Samedi 23 décembre, milieu de matinée.
Anthony était un roublard ! A quatorze ans, il avait déjà une idée très nette des subterfuges et des compromissions auxquelles il était prêt à se livrer pour atteindre ses buts. Et même si la vente des calendriers scouts 2017 était une ressource majeure pour sa patrouille du 7ème groupe de Liberty Town, ce n'était pas là l'exploit qu'il visait. Non, ce qu'il cherchait à atteindre, pour redorer son blason mis à mal ces trois dernières années, c'était de battre le chiffre des ventes du 11ème groupe quand au volume de cookies écoulés pour l'année. Et ses informations, conquises de âpre lutte, lui permettaient de savoir qu'un bon coup de collier les deux dernières semaines avant le nouvel an, alors que l'équipe adverse était décimée par une épidémie de mauvaise grippe, pourrait non seulement lui permettre de les vaincre, mais aussi de prendre la première place au palmarès annuel et d'empocher la récompense, une visite d'une semaine pour toute l'équipe au National Scouting Museum d'Irving, TX !
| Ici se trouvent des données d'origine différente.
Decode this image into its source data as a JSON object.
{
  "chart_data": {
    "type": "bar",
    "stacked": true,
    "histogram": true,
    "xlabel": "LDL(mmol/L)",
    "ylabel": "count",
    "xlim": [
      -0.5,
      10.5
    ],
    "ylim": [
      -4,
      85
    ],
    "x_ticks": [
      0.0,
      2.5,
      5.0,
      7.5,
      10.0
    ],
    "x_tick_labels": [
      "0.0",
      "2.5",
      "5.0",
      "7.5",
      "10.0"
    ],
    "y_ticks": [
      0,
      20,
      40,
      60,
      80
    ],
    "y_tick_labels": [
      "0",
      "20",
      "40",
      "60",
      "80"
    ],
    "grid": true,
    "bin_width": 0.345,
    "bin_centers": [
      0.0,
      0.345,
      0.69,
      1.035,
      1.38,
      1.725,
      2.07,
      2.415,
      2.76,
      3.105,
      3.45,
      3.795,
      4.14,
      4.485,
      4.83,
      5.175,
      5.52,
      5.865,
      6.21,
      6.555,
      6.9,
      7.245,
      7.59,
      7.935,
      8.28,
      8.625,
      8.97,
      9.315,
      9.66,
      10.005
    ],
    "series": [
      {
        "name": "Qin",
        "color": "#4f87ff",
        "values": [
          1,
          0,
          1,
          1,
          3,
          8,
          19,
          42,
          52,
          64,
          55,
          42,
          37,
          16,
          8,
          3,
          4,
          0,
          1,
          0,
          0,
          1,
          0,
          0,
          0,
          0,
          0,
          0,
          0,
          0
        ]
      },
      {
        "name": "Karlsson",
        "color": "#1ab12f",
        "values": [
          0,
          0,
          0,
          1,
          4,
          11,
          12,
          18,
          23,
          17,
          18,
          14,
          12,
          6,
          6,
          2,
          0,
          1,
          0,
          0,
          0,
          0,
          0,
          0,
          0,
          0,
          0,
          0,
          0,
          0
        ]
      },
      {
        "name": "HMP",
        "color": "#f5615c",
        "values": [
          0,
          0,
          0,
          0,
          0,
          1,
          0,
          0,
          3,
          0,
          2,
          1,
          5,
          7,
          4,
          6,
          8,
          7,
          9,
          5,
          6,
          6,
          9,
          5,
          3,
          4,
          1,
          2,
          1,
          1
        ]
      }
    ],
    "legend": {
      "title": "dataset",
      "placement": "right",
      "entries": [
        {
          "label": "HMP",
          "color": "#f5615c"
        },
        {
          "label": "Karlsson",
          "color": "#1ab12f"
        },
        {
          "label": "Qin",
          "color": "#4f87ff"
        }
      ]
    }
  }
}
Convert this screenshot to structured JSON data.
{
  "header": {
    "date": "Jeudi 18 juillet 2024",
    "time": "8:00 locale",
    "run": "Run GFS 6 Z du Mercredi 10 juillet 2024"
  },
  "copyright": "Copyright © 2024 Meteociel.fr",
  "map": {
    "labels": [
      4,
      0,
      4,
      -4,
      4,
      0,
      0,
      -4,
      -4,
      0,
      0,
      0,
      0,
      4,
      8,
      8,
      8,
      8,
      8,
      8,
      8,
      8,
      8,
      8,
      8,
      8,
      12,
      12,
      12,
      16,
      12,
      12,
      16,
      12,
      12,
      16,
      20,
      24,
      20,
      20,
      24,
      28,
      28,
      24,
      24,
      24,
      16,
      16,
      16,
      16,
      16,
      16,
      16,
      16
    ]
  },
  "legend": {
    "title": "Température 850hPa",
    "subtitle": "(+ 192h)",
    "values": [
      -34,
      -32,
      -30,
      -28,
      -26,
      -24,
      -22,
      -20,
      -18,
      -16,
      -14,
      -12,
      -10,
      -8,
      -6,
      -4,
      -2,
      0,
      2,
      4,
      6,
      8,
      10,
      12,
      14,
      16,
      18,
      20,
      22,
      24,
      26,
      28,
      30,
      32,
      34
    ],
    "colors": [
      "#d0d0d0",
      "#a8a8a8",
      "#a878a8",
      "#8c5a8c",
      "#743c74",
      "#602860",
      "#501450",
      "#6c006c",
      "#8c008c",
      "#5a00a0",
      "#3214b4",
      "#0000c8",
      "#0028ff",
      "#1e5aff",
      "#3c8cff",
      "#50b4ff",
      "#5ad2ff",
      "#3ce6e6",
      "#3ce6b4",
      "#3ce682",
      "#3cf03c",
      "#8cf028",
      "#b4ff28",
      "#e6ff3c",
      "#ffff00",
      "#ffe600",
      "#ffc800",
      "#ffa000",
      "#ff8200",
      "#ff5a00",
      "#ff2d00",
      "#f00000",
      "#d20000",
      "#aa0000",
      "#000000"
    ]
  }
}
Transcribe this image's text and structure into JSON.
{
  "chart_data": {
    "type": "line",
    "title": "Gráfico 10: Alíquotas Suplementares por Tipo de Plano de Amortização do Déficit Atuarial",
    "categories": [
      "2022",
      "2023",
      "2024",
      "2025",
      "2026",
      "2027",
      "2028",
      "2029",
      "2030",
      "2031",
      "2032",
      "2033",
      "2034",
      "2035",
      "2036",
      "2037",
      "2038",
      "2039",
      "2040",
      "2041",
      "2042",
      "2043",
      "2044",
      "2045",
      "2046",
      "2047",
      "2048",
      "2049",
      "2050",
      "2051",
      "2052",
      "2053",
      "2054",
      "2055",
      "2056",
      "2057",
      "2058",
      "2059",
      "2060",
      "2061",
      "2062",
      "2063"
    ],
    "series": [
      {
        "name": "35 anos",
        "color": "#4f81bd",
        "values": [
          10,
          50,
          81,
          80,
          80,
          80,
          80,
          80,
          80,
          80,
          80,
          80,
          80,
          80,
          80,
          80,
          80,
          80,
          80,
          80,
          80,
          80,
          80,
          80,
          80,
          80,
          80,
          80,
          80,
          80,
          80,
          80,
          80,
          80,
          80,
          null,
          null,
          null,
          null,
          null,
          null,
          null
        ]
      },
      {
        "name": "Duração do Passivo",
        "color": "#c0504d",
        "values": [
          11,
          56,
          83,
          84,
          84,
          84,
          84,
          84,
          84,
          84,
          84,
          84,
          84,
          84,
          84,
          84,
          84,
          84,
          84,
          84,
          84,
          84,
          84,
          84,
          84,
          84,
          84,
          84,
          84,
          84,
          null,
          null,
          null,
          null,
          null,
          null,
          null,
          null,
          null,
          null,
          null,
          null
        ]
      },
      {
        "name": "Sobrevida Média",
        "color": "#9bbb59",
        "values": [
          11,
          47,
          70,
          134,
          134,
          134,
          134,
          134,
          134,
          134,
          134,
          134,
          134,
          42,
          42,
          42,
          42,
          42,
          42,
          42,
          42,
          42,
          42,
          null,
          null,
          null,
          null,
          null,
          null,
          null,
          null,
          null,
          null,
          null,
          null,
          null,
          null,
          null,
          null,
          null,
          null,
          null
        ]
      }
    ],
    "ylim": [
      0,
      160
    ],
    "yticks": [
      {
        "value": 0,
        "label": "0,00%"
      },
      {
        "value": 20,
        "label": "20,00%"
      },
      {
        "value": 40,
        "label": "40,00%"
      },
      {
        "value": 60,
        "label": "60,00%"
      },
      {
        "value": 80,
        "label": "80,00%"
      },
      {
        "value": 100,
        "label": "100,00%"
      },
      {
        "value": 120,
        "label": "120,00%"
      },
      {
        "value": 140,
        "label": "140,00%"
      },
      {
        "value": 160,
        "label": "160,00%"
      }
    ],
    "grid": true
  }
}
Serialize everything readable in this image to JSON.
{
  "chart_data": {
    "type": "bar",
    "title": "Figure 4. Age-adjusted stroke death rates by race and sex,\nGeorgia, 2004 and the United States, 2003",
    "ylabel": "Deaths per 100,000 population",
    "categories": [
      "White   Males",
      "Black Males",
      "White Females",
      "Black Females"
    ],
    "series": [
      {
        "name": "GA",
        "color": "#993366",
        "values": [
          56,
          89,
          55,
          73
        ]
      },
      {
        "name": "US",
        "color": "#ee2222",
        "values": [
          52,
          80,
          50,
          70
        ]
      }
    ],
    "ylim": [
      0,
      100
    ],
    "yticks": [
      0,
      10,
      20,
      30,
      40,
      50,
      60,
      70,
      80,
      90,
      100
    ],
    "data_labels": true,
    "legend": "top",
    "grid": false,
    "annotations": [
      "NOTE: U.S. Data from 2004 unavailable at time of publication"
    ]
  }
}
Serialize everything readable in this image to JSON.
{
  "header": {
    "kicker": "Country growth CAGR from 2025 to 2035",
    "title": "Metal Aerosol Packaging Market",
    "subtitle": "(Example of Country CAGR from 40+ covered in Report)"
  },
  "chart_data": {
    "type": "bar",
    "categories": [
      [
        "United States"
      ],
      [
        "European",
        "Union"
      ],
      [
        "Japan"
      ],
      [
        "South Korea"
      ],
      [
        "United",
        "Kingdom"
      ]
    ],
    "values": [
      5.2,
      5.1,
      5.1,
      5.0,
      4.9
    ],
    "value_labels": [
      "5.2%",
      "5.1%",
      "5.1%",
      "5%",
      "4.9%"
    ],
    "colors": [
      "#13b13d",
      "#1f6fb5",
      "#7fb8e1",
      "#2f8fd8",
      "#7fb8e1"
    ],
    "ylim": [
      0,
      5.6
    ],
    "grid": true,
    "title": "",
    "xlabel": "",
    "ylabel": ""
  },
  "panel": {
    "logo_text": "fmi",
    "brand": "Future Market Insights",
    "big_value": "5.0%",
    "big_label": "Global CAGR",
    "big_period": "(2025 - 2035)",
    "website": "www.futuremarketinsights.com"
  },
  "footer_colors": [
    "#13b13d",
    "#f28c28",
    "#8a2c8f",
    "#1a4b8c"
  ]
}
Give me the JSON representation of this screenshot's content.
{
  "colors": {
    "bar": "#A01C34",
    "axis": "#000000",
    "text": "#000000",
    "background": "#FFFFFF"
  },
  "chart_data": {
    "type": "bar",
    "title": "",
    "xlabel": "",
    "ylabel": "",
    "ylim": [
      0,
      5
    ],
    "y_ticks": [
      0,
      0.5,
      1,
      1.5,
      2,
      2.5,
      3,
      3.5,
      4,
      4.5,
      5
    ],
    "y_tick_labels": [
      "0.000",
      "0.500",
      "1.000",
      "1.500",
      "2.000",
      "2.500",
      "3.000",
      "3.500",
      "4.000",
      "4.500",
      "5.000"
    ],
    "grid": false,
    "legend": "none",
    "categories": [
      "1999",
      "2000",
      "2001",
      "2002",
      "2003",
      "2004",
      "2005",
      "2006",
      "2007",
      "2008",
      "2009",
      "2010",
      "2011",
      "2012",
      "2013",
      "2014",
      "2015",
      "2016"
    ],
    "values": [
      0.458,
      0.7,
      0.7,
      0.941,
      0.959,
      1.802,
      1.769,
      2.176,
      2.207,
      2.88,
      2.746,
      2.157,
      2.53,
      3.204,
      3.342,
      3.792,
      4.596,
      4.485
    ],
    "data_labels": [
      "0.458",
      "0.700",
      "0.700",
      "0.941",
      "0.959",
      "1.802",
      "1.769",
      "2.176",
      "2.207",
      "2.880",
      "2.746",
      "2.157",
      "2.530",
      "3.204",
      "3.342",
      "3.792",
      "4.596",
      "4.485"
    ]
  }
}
De plus, l'ado était assez futé pour savoir se dégotter une arme secrète, et assez finaud pour savoir comment l'utiliser. L'un de ses patrouillards, Roberto, était un orphelin de chez les nonnes, qui l'avait entrainé, il y a peu, à une messe pour lui montrer un gosse des plus remarquables : une bouille d'ange, une voix à tomber par terre, et une naïveté dont il serait presque criminel de ne pas user.
Il savait cependant qu'il ne pourrait quand même pas en abuser, les nonnes veillaient sur leurs brebis comme les plus hargneux des chiens de berger, il lui fallait donc user de sa carte maitresse à usage unique au moment le plus opportun !
C'est ainsi que Kyle, dûment nanti d'une casquette de louveteau, d'un foulard bicolore passé dans une bague de cuir et de chaussettes montante en grosse laine sortant de chaussures de randonnée pas vraiment à sa taille, se trouvait, béat d'admiration, sur le stand des scouts au pied de l'un des escalators géants de la plus grande galerie marchande de Liberty Town ( la plus grande du pays, lui avait assuré Roberto !).
La foule se pressant dans la galerie aurait presque eu de quoi lui faire peur, s'il n'avait pas été autant fasciné par l'architecture élégante, les volutes d'acier soutenant les étages, la transparence des vitrages géants ouvrant comme autant de trouées vers le ciel, les décorations brillantes, mouvantes, chamarrées ...
Pour couvrir le brouhaha infernal de la foule pressée, des sonos des magasins et des musiques de fête discordantes, parce que pas du tout au diapason, Anthony avait amené un petit ampli d'artiste de rue, avec micro et lecteur mp3, pour la musique des chansons simples qu'il avait fait apprendre au gamin, avec l'aide de Roberto. Il lui avait d'ailleurs fallu mettre sa fierté dans sa poche, parce que même s'il n'apprenait que maintenant les paroles de chants pourtant archi connus, ce sale gosse les chantait bien mieux que lui-même ne le ferait jamais ... mais bon, la victoire sur son ennemi ancestral de toujours de ces trois dernières années méritait bien d'avaler quelques couleuvres !
Et donc, à intervalles plus ou moins réguliers, Roberto et Kyle étaient installés sur le devant du stand, micro en mains, pour pousser la chansonnette et attirer le chaland, à qui l'on ventait ensuite les cookies et la vertu des calendriers instructifs des Boys Scout of America. Les orphelins s'en donnait à chœur-joie, Roberto ayant lui aussi un beau brin de voix et donnant à Kyle de bonnes indications, aisées à suivre, sur le tempo et le ton. Le charme naturel du petit brun faisait merveille, une fois les badauds arrêtés par la voix, il était facile de les rabattre vers le vendeur et le bagout d'Anthony faisait le reste.
Le milieu de la matinée était à peine passé, et après une heure de vente, il avait déjà fallu ravitailler le stock depuis la camionnette du père d'Anthony, garée deux étages plus bas.